Astronomers have found the primary evidence of water vapor within the atmosphere of Jupiter’s moon Ganymede, the most important moon within the system. They believe Ganymede may hold more water than all of Earth’s oceans. But finding water in liquid form there’s difficult. The temperatures are so cold that each one the water on the surface is frozen solid and therefore the ocean lies roughly 100 miles (160km) below the crust, said the ECU Space Agency. Still, scientists believe finding water may be a crucial initiative in knowing whether life could exist on a heavenly body or not. The astronomers analyzed archival datasets of the Hubble Telescope over the past 20 years to return to the present conclusion.
The ESA said identifying liquid water on other planets is crucial to know whether or not they are habitable.
The research is predicated on datasets going back to 1998 when Hubble took the primary ultraviolet (UV) pictures of Ganymede. These images revealed a specific pattern within the observed emissions from the moon’s atmosphere which was somewhat almost like those observed on Earth and other planets with magnetic fields.
Scientists later found that Ganymede’s surface temperature varies extremely throughout the day. Around noon, it’s going to become warm enough that the icy surface releases some small amounts of water molecules.
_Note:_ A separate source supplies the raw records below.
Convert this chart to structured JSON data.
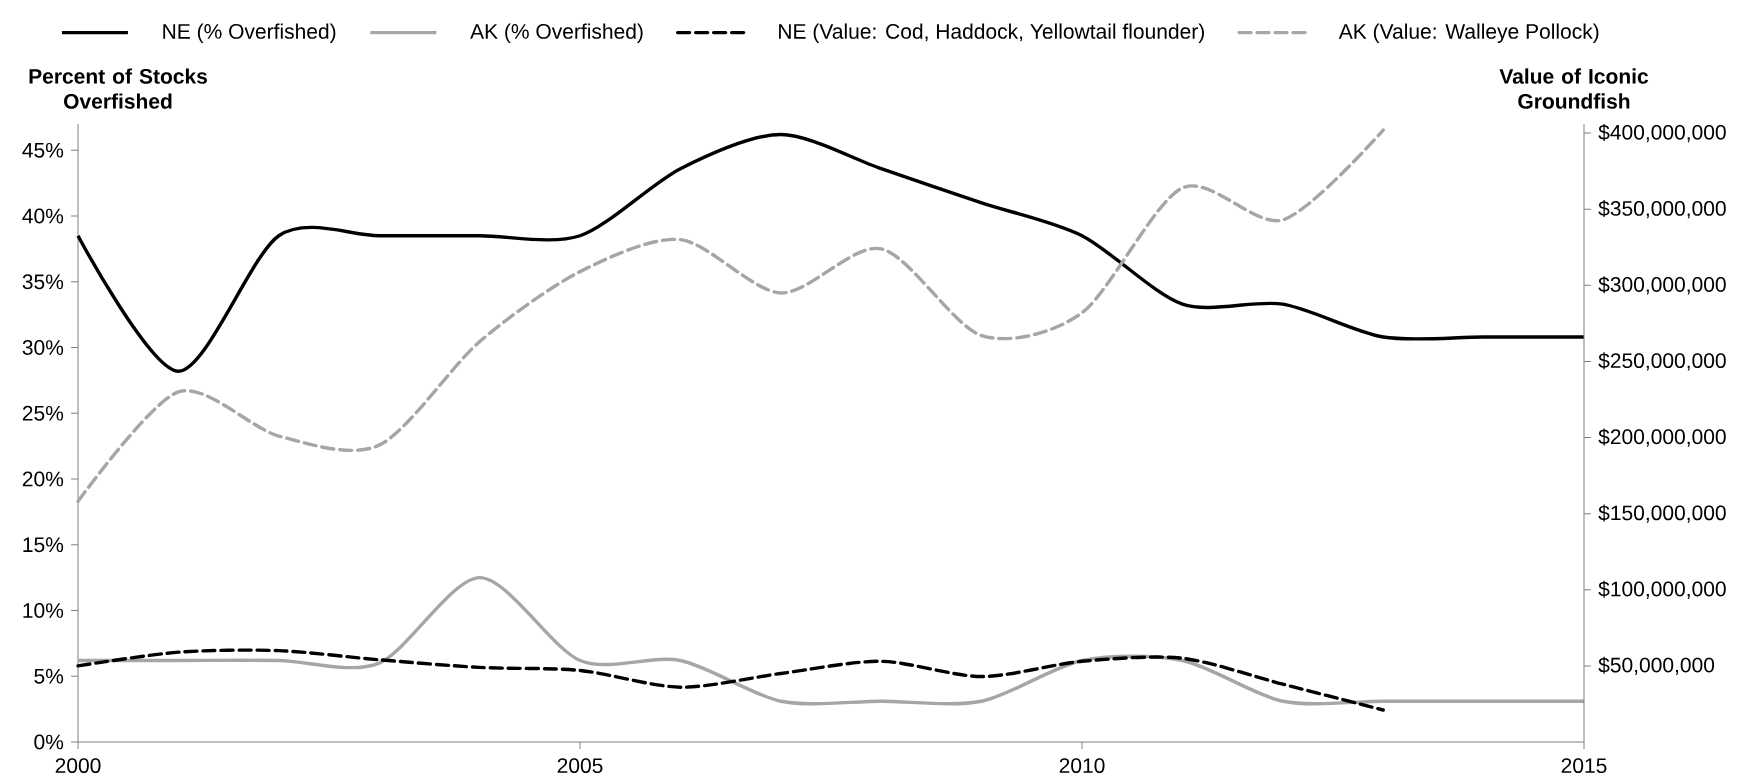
{
  "chart_data": {
    "type": "line",
    "ylabel": "Percent of Stocks Overfished",
    "y2label": "Value of Iconic Groundfish",
    "x": [
      2000,
      2001,
      2002,
      2003,
      2004,
      2005,
      2006,
      2007,
      2008,
      2009,
      2010,
      2011,
      2012,
      2013,
      2014,
      2015
    ],
    "xlim": [
      2000,
      2015
    ],
    "xticks": [
      2000,
      2005,
      2010,
      2015
    ],
    "ylim": [
      0,
      47
    ],
    "yticks": [
      {
        "value": 0,
        "label": "0%"
      },
      {
        "value": 5,
        "label": "5%"
      },
      {
        "value": 10,
        "label": "10%"
      },
      {
        "value": 15,
        "label": "15%"
      },
      {
        "value": 20,
        "label": "20%"
      },
      {
        "value": 25,
        "label": "25%"
      },
      {
        "value": 30,
        "label": "30%"
      },
      {
        "value": 35,
        "label": "35%"
      },
      {
        "value": 40,
        "label": "40%"
      },
      {
        "value": 45,
        "label": "45%"
      }
    ],
    "y2lim": [
      0,
      406000000
    ],
    "y2ticks": [
      {
        "value": 50000000,
        "label": "$50,000,000"
      },
      {
        "value": 100000000,
        "label": "$100,000,000"
      },
      {
        "value": 150000000,
        "label": "$150,000,000"
      },
      {
        "value": 200000000,
        "label": "$200,000,000"
      },
      {
        "value": 250000000,
        "label": "$250,000,000"
      },
      {
        "value": 300000000,
        "label": "$300,000,000"
      },
      {
        "value": 350000000,
        "label": "$350,000,000"
      },
      {
        "value": 400000000,
        "label": "$400,000,000"
      }
    ],
    "legend": "top",
    "grid": false,
    "marker": "none",
    "series": [
      {
        "name": "NE (% Overfished)",
        "color": "#000000",
        "line_style": "solid",
        "values": [
          38.5,
          28.2,
          38.5,
          38.5,
          38.5,
          38.5,
          43.6,
          46.2,
          43.6,
          41.0,
          38.5,
          33.3,
          33.3,
          30.8,
          30.8,
          30.8
        ]
      },
      {
        "name": "AK  (% Overfished)",
        "color": "#a6a6a6",
        "line_style": "solid",
        "values": [
          6.2,
          6.2,
          6.2,
          6.0,
          12.5,
          6.2,
          6.2,
          3.1,
          3.1,
          3.1,
          6.2,
          6.2,
          3.1,
          3.1,
          3.1,
          3.1
        ]
      },
      {
        "name": "NE (Value: Cod, Haddock, Yellowtail flounder)",
        "color": "#000000",
        "line_style": "dashed",
        "axis": "y2",
        "values": [
          50000000,
          59000000,
          60000000,
          54000000,
          49000000,
          47000000,
          36000000,
          45000000,
          53000000,
          43000000,
          53000000,
          55000000,
          38000000,
          21000000,
          null,
          null
        ]
      },
      {
        "name": "AK (Value: Walleye Pollock)",
        "color": "#a6a6a6",
        "line_style": "dashed",
        "axis": "y2",
        "values": [
          158000000,
          230000000,
          201000000,
          195000000,
          263000000,
          309000000,
          330000000,
          295000000,
          324000000,
          267000000,
          282000000,
          364000000,
          343000000,
          402000000,
          null,
          null
        ]
      }
    ]
  }
}
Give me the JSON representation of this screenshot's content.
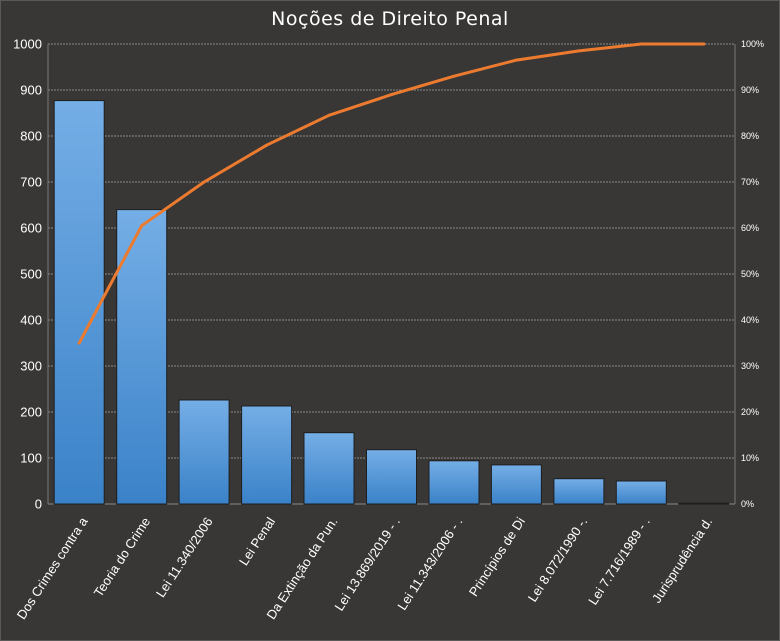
{
  "chart_data": {
    "type": "bar",
    "title": "Noções de Direito Penal",
    "categories": [
      "Dos Crimes contra a",
      "Teoria do Crime",
      "Lei 11.340/2006",
      "Lei Penal",
      "Da Extinção da Pun.",
      "Lei 13.869/2019 - .",
      "Lei 11.343/2006 - .",
      "Princípios de Di",
      "Lei 8.072/1990 -.",
      "Lei 7.716/1989 - .",
      "Jurisprudência d."
    ],
    "series": [
      {
        "type": "bar",
        "values": [
          877,
          640,
          226,
          213,
          155,
          118,
          94,
          85,
          55,
          50,
          2
        ]
      },
      {
        "type": "line",
        "axis": "right",
        "values": [
          35,
          60.5,
          70,
          78,
          84.5,
          89,
          93,
          96.5,
          98.5,
          100,
          100
        ]
      }
    ],
    "ylim": [
      0,
      1000
    ],
    "y_ticks": [
      "0",
      "100",
      "200",
      "300",
      "400",
      "500",
      "600",
      "700",
      "800",
      "900",
      "1000"
    ],
    "y2lim": [
      0,
      100
    ],
    "y2_ticks": [
      "0%",
      "10%",
      "20%",
      "30%",
      "40%",
      "50%",
      "60%",
      "70%",
      "80%",
      "90%",
      "100%"
    ],
    "grid": true,
    "colors": {
      "bar_top": "#75aee6",
      "bar_bottom": "#3a82c8",
      "line": "#ec7b2f",
      "grid": "#8a8988",
      "background": "#383736"
    }
  }
}
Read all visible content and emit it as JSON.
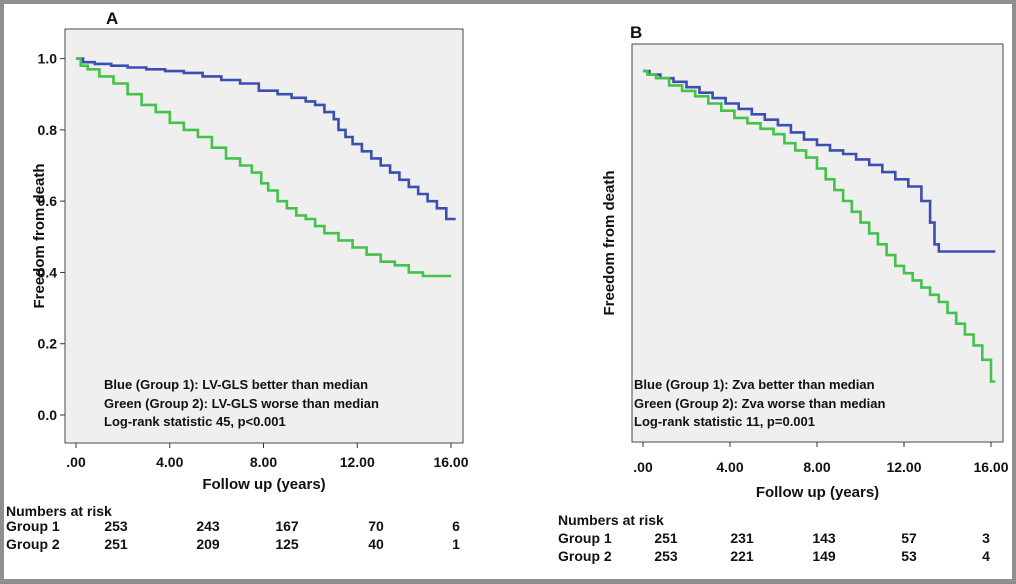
{
  "chart_data": [
    {
      "type": "line",
      "panel_label": "A",
      "ylabel": "Freedom from death",
      "xlabel": "Follow up (years)",
      "xlim": [
        0,
        16
      ],
      "ylim": [
        0,
        1
      ],
      "xticks": [
        ".00",
        "4.00",
        "8.00",
        "12.00",
        "16.00"
      ],
      "yticks": [
        "0.0",
        "0.2",
        "0.4",
        "0.6",
        "0.8",
        "1.0"
      ],
      "grid": false,
      "annotations": [
        "Blue (Group 1): LV-GLS better than median",
        "Green (Group 2): LV-GLS worse than median",
        "Log-rank statistic 45, p<0.001"
      ],
      "series": [
        {
          "color": "#3a4fb0",
          "step": true,
          "x": [
            0,
            0.3,
            0.8,
            1.5,
            2.2,
            3.0,
            3.8,
            4.6,
            5.4,
            6.2,
            7.0,
            7.8,
            8.6,
            9.2,
            9.8,
            10.2,
            10.6,
            11.0,
            11.2,
            11.5,
            11.8,
            12.2,
            12.6,
            13.0,
            13.4,
            13.8,
            14.2,
            14.6,
            15.0,
            15.4,
            15.8,
            16.2
          ],
          "y": [
            1.0,
            0.99,
            0.985,
            0.98,
            0.975,
            0.97,
            0.965,
            0.96,
            0.95,
            0.94,
            0.93,
            0.91,
            0.9,
            0.89,
            0.88,
            0.87,
            0.85,
            0.83,
            0.8,
            0.78,
            0.76,
            0.74,
            0.72,
            0.7,
            0.68,
            0.66,
            0.64,
            0.62,
            0.6,
            0.58,
            0.55,
            0.55
          ]
        },
        {
          "color": "#44c24a",
          "step": true,
          "x": [
            0,
            0.2,
            0.5,
            1.0,
            1.6,
            2.2,
            2.8,
            3.4,
            4.0,
            4.6,
            5.2,
            5.8,
            6.4,
            7.0,
            7.5,
            7.9,
            8.2,
            8.6,
            9.0,
            9.4,
            9.8,
            10.2,
            10.6,
            11.2,
            11.8,
            12.4,
            13.0,
            13.6,
            14.2,
            14.8,
            15.5,
            16.0
          ],
          "y": [
            1.0,
            0.98,
            0.97,
            0.95,
            0.93,
            0.9,
            0.87,
            0.85,
            0.82,
            0.8,
            0.78,
            0.75,
            0.72,
            0.7,
            0.68,
            0.65,
            0.63,
            0.6,
            0.58,
            0.56,
            0.55,
            0.53,
            0.51,
            0.49,
            0.47,
            0.45,
            0.43,
            0.42,
            0.4,
            0.39,
            0.39,
            0.39
          ]
        }
      ],
      "risk_table": {
        "header": "Numbers at risk",
        "rows": [
          {
            "label": "Group 1",
            "values": [
              "253",
              "243",
              "167",
              "70",
              "6"
            ]
          },
          {
            "label": "Group 2",
            "values": [
              "251",
              "209",
              "125",
              "40",
              "1"
            ]
          }
        ]
      }
    },
    {
      "type": "line",
      "panel_label": "B",
      "ylabel": "Freedom from death",
      "xlabel": "Follow up (years)",
      "xlim": [
        0,
        16
      ],
      "ylim": [
        0,
        1
      ],
      "xticks": [
        ".00",
        "4.00",
        "8.00",
        "12.00",
        "16.00"
      ],
      "yticks": [],
      "grid": false,
      "annotations": [
        "Blue (Group 1): Zva better than median",
        "Green (Group 2): Zva worse than median",
        "Log-rank statistic 11, p=0.001"
      ],
      "series": [
        {
          "color": "#3a4fb0",
          "step": true,
          "x": [
            0,
            0.3,
            0.8,
            1.4,
            2.0,
            2.6,
            3.2,
            3.8,
            4.4,
            5.0,
            5.6,
            6.2,
            6.8,
            7.4,
            8.0,
            8.6,
            9.2,
            9.8,
            10.4,
            11.0,
            11.6,
            12.2,
            12.8,
            13.2,
            13.4,
            13.6,
            16.2
          ],
          "y": [
            1.0,
            0.99,
            0.98,
            0.97,
            0.955,
            0.94,
            0.925,
            0.91,
            0.895,
            0.88,
            0.865,
            0.85,
            0.83,
            0.81,
            0.795,
            0.78,
            0.77,
            0.755,
            0.74,
            0.72,
            0.7,
            0.68,
            0.64,
            0.58,
            0.52,
            0.5,
            0.5
          ]
        },
        {
          "color": "#44c24a",
          "step": true,
          "x": [
            0,
            0.2,
            0.6,
            1.2,
            1.8,
            2.4,
            3.0,
            3.6,
            4.2,
            4.8,
            5.4,
            6.0,
            6.5,
            7.0,
            7.5,
            8.0,
            8.4,
            8.8,
            9.2,
            9.6,
            10.0,
            10.4,
            10.8,
            11.2,
            11.6,
            12.0,
            12.4,
            12.8,
            13.2,
            13.6,
            14.0,
            14.4,
            14.8,
            15.2,
            15.6,
            16.0,
            16.2
          ],
          "y": [
            1.0,
            0.99,
            0.98,
            0.96,
            0.945,
            0.93,
            0.91,
            0.89,
            0.87,
            0.855,
            0.84,
            0.825,
            0.8,
            0.78,
            0.76,
            0.73,
            0.7,
            0.67,
            0.64,
            0.61,
            0.58,
            0.55,
            0.52,
            0.49,
            0.46,
            0.44,
            0.42,
            0.4,
            0.38,
            0.36,
            0.33,
            0.3,
            0.27,
            0.24,
            0.2,
            0.14,
            0.14
          ]
        }
      ],
      "risk_table": {
        "header": "Numbers at risk",
        "rows": [
          {
            "label": "Group 1",
            "values": [
              "251",
              "231",
              "143",
              "57",
              "3"
            ]
          },
          {
            "label": "Group 2",
            "values": [
              "253",
              "221",
              "149",
              "53",
              "4"
            ]
          }
        ]
      }
    }
  ]
}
Since the oceans lay miles below the crust, it’s unlikely that the water vapor might be from them.
“Initially only the O2 (molecular oxygen) had been observed,” said lead researcher Lorenz Roth, adding that this is often produced when charged particles erode the ice surface.
He said the water vapor his team has found originates from ice sublimation.
NASA, too, has released a video that describes the new finding. Watch it here:
This development has led to curiosity before ESA’s planned Jupiter Icy Moons Explorer (JUICE) mission in 2022. The mission is predicted to succeed in Jupiter in 2029 and can spend subsequent three years studying Jupiter and three of its largest moons, including Ganymede.